Unwavering CNY
Our event studies from the 2018-2019 trade war point towards CNY depreciation after affirmative announcements of tariff increases. However, what we have observed this time around is that Chinese authorities have kept the CNY fixing stable at around 7.17, despite two rounds of tariff increases on China. As highlighted previously, Chinese policymakers have several policy tools at their disposal including fiscal, monetary, housing, credit and FX to offset the potential growth hit from tariffs.
And judging by the FX policy reaction function so far (or lack thereof), it appears the PBoC may be less willing to use FX weakness, at least at this juncture, when the US tariff policy remains fluid. Moreover, keeping the FX stable offers the PBOC more policy options later, in case of further tariffs ahead.
This stability in the CNY meant that the investors (we met) have largely reduced their long USD/CNH positions (at least compared to pre-inauguration levels) and are now more open to more two-way risk for USD/CNH given the developments in Europe, which could offer support for the EUR, whilst being negative for the USD (if there is a rotation of funds from the US to the EU).

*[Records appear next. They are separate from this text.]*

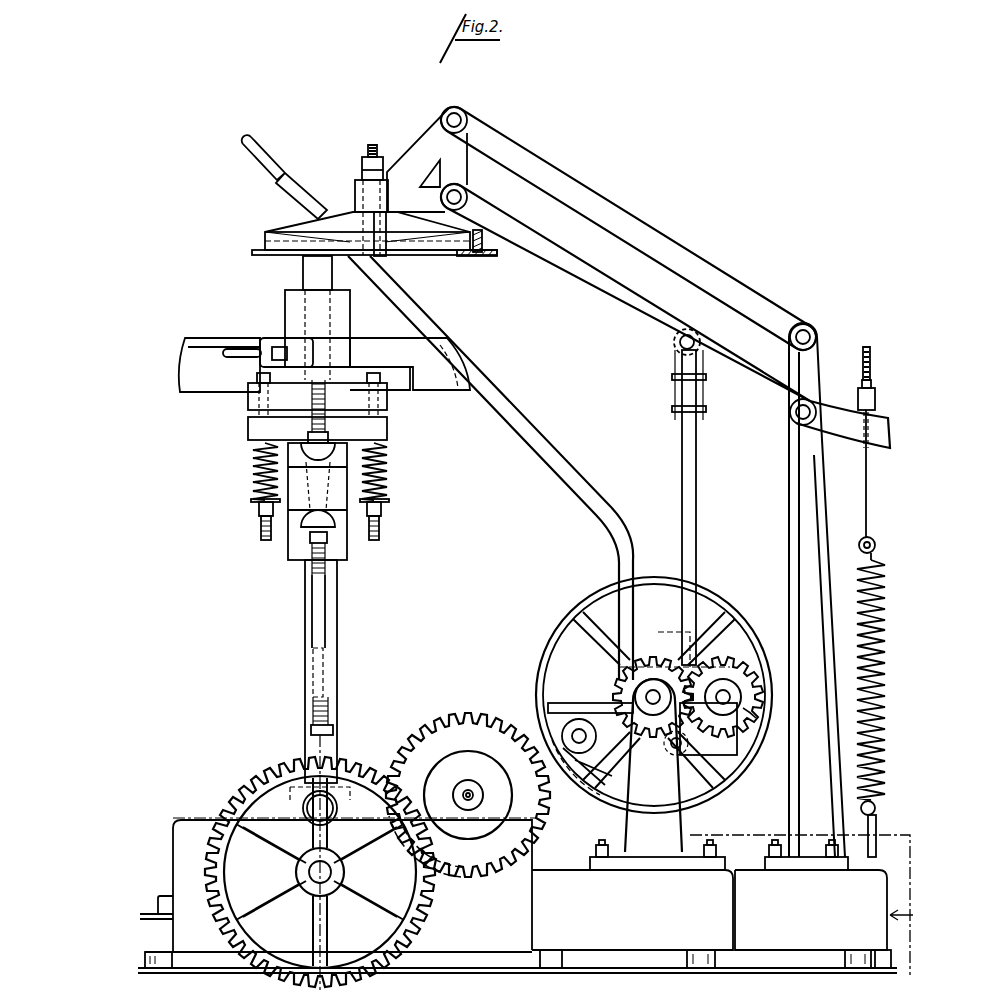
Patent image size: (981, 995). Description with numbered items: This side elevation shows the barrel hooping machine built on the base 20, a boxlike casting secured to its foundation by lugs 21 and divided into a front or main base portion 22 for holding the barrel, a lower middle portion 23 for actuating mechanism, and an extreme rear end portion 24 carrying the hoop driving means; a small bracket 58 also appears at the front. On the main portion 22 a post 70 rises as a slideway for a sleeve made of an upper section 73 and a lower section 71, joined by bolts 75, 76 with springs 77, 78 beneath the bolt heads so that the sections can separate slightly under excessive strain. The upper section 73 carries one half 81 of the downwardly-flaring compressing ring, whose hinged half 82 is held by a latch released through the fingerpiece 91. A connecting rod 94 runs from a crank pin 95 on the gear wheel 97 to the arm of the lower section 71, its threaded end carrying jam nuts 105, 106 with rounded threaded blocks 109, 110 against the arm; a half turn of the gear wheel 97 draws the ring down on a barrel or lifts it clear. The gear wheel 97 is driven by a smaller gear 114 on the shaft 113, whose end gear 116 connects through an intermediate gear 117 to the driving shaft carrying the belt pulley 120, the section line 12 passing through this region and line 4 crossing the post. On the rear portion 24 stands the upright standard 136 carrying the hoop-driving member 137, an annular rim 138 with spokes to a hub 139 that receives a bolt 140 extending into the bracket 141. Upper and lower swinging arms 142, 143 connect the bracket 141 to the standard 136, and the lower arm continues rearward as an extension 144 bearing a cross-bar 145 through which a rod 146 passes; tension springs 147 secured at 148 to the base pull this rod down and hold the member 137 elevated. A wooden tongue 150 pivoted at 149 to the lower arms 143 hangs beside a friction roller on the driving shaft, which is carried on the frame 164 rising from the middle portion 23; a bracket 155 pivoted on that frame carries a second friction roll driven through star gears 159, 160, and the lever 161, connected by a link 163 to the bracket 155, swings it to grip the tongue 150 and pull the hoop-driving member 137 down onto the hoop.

The section line 4— 4 is at (305, 648).
The section line 12— 12 is at (763, 808).
The base 20 is at (517, 981).
The lugs 21 is at (165, 958).
The front or main base portion 22 is at (338, 886).
The lower middle base portion 23 is at (632, 910).
The extreme rear end base portion 24 is at (811, 895).
The bracket 58 is at (152, 910).
The posts 70 is at (337, 631).
The lower sleeve section 71 is at (295, 525).
The upper sleeve section 73 is at (250, 402).
The bolt 75 is at (259, 531).
The bolt 76 is at (381, 531).
The spring 77 is at (252, 469).
The spring 78 is at (388, 469).
The fixed half of compressing ring 81 is at (445, 348).
The hinged half of compressing ring 82 is at (182, 346).
The fingerpiece 91 is at (242, 352).
The threaded rod 94 is at (318, 593).
The crank pin 95 is at (324, 806).
The gear wheel 97 is at (243, 790).
The jam nut 105 is at (327, 434).
The jam nut 106 is at (312, 540).
The threaded block 109 is at (328, 453).
The threaded block 110 is at (337, 532).
The shaft 113 is at (469, 792).
The gear 114 is at (527, 807).
The gear 116 is at (421, 716).
The intermediate gear 117 is at (537, 712).
The pulley 120 is at (581, 614).
The upright standard 136 is at (788, 579).
The hoop-driving member 137 is at (265, 244).
The annular rim 138 is at (476, 256).
The hub 139 is at (388, 248).
The bolt 140 is at (370, 150).
The bracket 141 is at (427, 150).
The upper swinging arms 142 is at (632, 210).
The lower swinging arms 143 is at (613, 292).
The rearward extension of lower arm 144 is at (887, 420).
The cross-bar 145 is at (858, 402).
The rod 146 is at (866, 486).
The tension spring 147 is at (878, 656).
The spring anchorage 148 is at (866, 846).
The pivot 149 is at (692, 330).
The tongue 150 is at (682, 492).
The bracket 155 is at (701, 729).
The star gear 159 is at (618, 680).
The star gear 160 is at (756, 714).
The lever 161 is at (520, 428).
The link 163 is at (706, 658).
The standard 164 is at (657, 774).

More open to two-way risk for USD/Asia
Coming into the year the narrative was very focused on “tariff trades”, or which Asian currencies would be most vulnerable to US exceptionalism and sluggish growth in China. On rates, even though Asian central banks have expressed preference to normalize rates, the reluctance to ease emanated from concerns around currency weakness, particularly in the event of tariffs. The narrative shift over the past week, has opened the discussion to two-way risk for USD/Asia.
Prior to the Germany budget announcement, some investors we met were already beginning to think that if USD/CNY remain stable, then there are limitations to how much low-yield USD/Asia (KRW, TWD, SGD, MYR and THB) could move higher, given their sensitivities to USD/CNY. Post Germany budget announcement, there was growing discussion around which Asian currencies could rally the most in a USD downside environment.
From our conversations with investors, the KRW appeared to be the favored expression in a USD downside scenario. The market was likely long USD/KRW going into December on “tariff trades.” Some of this positioning would have likely been reduced following its underperformance in December (driven by political instability post martial law). We have advocated being bullish KRW tactically earlier this year (via our short THB/KRW trade), however, we do not think bullish KRW is a widely held consensus view yet.